Отсюда ясен вывод: «Если цивилизация есть произведение умственных и нравственных факторов и если это произведение подвержено беспрерывным изменениям, то очевидно, что характер его определяется не неизменным фактором, потому что в неизменяющейся обстановке неизменный фактор может производить только неизменное действие. Изменяется же один умственный фактор, который и есть поэтому истинный двигатель цивилизации».

Легко видеть, как Бокль незаметно для самого себя с положительной точки зрения перешел на метафизическую. Есть ли в действительности неизменные факторы? Могут ли быть такие? Все относительно; «все течет, все изменяется, ничто не остается неизменным», – сказал еще Гераклит, а Бокль quasi научно доказывает неизменность нравственных чувств и понятий. Достаточно сравнить нравственность курицы и человека, каннибала и Парнелля, чтобы заподозрить справедливость вывода Бокля. Он прав лишь в том отношении, что нравственная эволюция менее заметна, чем умственная. Умственная то и дело претерпевает изменения, как бы от действия вулканов, нравственная же не отличается слишком резкими и энергичными переворотами. Ее можно сравнить с рядом изменений, производимых на поверхности земли водой: Амазонке, например, потребовались века и даже тысячелетия, чтобы образовать острова в своем устье.

Но само заблуждение Бокля в высокой степени характерно. На самом деле, рационализм XVIII века, безусловная вера в могущество разума нашли свое завершение в его книге. Он – философ истории, субъективная сторона взглядов которого безраздельно принадлежит третьему сословию. Ведь с выступлением последнего на историческую сцену взгляды на нравственность радикально изменились. Духовенство искало опору для них в религии, рыцарство – в чувстве чести, буржуазия – в расчете. Явилась теория просвещенного эгоизма, по которой человек совершает доброе во имя личной своей выгоды. Но для этого нужен расчет и расчет, и чем больше расчета, то есть деятельности рассудка, тем лучше.

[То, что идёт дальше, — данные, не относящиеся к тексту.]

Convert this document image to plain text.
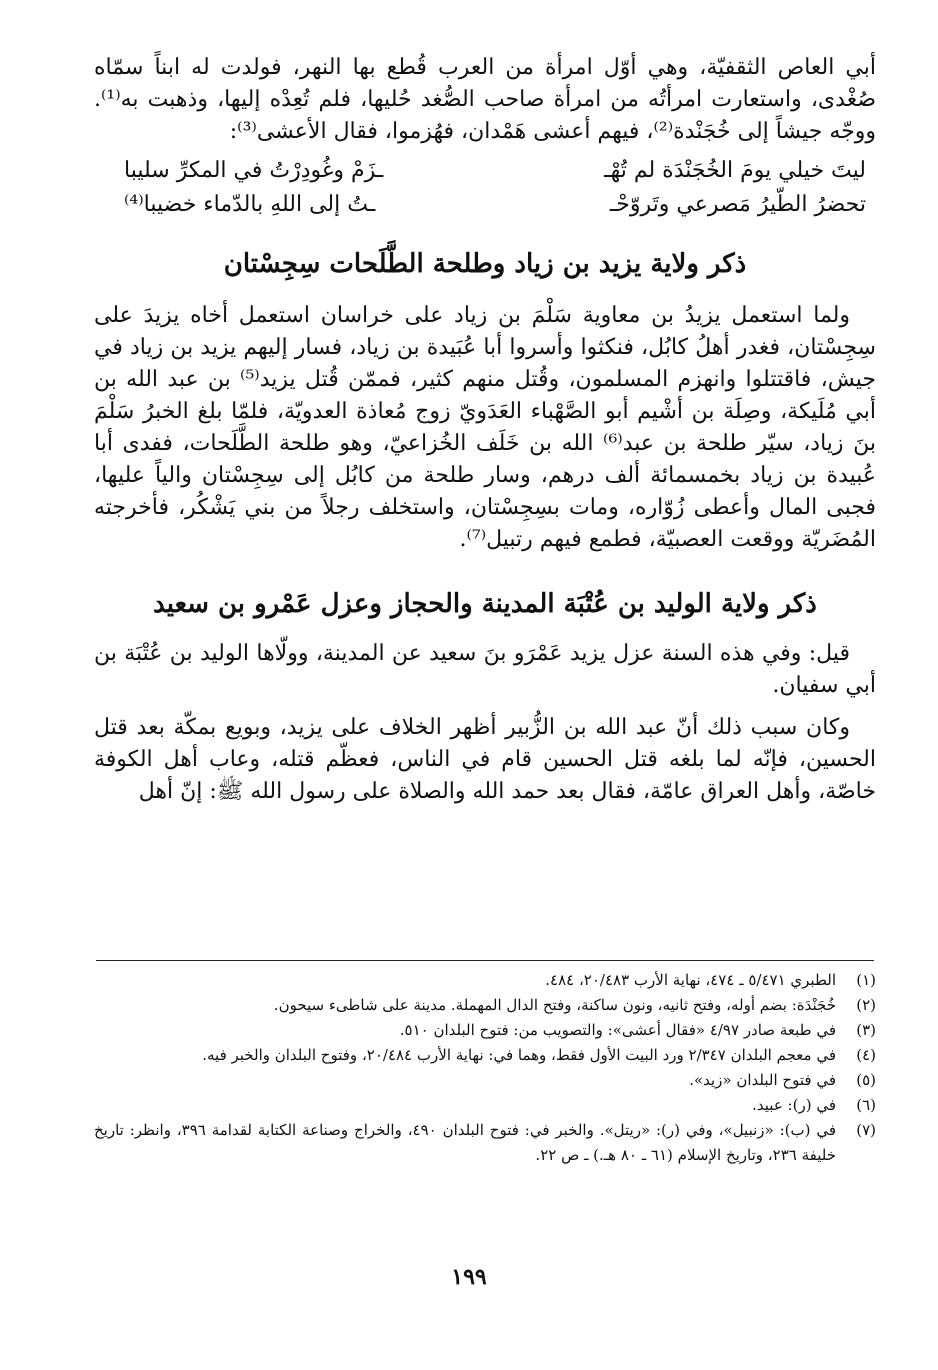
أبي العاص الثقفيّة، وهي أوّل امرأة من العرب قُطع بها النهر، فولدت له ابناً سمّاه صُغْدى، واستعارت امرأتُه من امرأة صاحب الصُّغد حُليها، فلم تُعِدْه إليها، وذهبت به⁽¹⁾. ووجّه جيشاً إلى خُجَنْدة⁽²⁾، فيهم أعشى هَمْدان، فهُزموا، فقال الأعشى⁽³⁾:

ليتَ خيلي يومَ الخُجَنْدَة لم تُهْـ
ـزَمْ وغُودِرْتُ في المكرِّ سليبا
تحضرُ الطّيرُ مَصرعي وتَروّحْـ
ـتُ إلى اللهِ بالدّماء خضيبا⁽⁴⁾
ذكر ولاية يزيد بن زياد وطلحة الطَّلَحات سِجِسْتان

ولما استعمل يزيدُ بن معاوية سَلْمَ بن زياد على خراسان استعمل أخاه يزيدَ على سِجِسْتان، فغدر أهلُ كابُل، فنكثوا وأسروا أبا عُبَيدة بن زياد، فسار إليهم يزيد بن زياد في جيش، فاقتتلوا وانهزم المسلمون، وقُتل منهم كثير، فممّن قُتل يزيد⁽⁵⁾ بن عبد الله بن أبي مُلَيكة، وصِلَة بن أشْيم أبو الصَّهْباء العَدَويّ زوج مُعاذة العدويّة، فلمّا بلغ الخبرُ سَلْمَ بنَ زياد، سيّر طلحة بن عبد⁽⁶⁾ الله بن خَلَف الخُزاعيّ، وهو طلحة الطَّلَحات، ففدى أبا عُبيدة بن زياد بخمسمائة ألف درهم، وسار طلحة من كابُل إلى سِجِسْتان والياً عليها، فجبى المال وأعطى زُوّاره، ومات بسِجِسْتان، واستخلف رجلاً من بني يَشْكُر، فأخرجته المُضَريّة ووقعت العصبيّة، فطمع فيهم رتبيل⁽⁷⁾.

ذكر ولاية الوليد بن عُتْبَة المدينة والحجاز وعزل عَمْرو بن سعيد

قيل: وفي هذه السنة عزل يزيد عَمْرَو بنَ سعيد عن المدينة، وولّاها الوليد بن عُتْبَة بن أبي سفيان.

وكان سبب ذلك أنّ عبد الله بن الزُّبير أظهر الخلاف على يزيد، وبويع بمكّة بعد قتل الحسين، فإنّه لما بلغه قتل الحسين قام في الناس، فعظّم قتله، وعاب أهل الكوفة خاصّة، وأهل العراق عامّة، فقال بعد حمد الله والصلاة على رسول الله ﷺ: إنّ أهل

(١)
الطبري ٥/٤٧١ ـ ٤٧٤، نهاية الأرب ٢٠/٤٨٣، ٤٨٤.
(٢)
خُجَنْدَة: بضم أوله، وفتح ثانيه، ونون ساكنة، وفتح الدال المهملة. مدينة على شاطىء سيحون.
(٣)
في طبعة صادر ٤/٩٧ «فقال أعشى»: والتصويب من: فتوح البلدان ٥١٠.
(٤)
في معجم البلدان ٢/٣٤٧ ورد البيت الأول فقط، وهما في: نهاية الأرب ٢٠/٤٨٤، وفتوح البلدان والخبر فيه.
(٥)
في فتوح البلدان «زيد».
(٦)
في (ر): عبيد.
(٧)
في (ب): «زنبيل»، وفي (ر): «ريتل». والخبر في: فتوح البلدان ٤٩٠، والخراج وصناعة الكتابة لقدامة ٣٩٦، وانظر: تاريخ خليفة ٢٣٦، وتاريخ الإسلام (٦١ ـ ٨٠ هـ.) ـ ص ٢٢.
١٩٩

То же говорит и Бокль, сводя всю историю цивилизации к истории умственного развития, а законы истории– к законам умственного развития, сравнительно с которым эволюция экономическая и нравственная играют второстепенную роль.

Нет поэтому ничего удивительного, что всю свою философию истории Бокль сводит, в конце концов, к четырем основным положениям:

первое– то, что прогресс человечества зависит от успеха, с которым разрабатываются законы явлений, и от меры распространения знания этих законов;

второе – что подобной разработке должен всегда предшествовать дух скептицизма, сначала помогающий исследованию, а после, в свою очередь, развиваемый им;

третье – что открытия, делаемые таким образом, усиливают влияние умственных истин и относительно, хотя и не вполне, ослабляют действие нравственных, потому что нравственным истинам более свойственно состояние застоя и они гораздо слабее развиваются, чем умственные;

четвертое – что задержка этого движения, а следовательно, и цивилизации, есть дух излишней опеки. Этим Бокль хочет сказать, что общество не может процветать до тех пор, пока жизнь его находится почти во всех отношениях под чрезмерным контролем.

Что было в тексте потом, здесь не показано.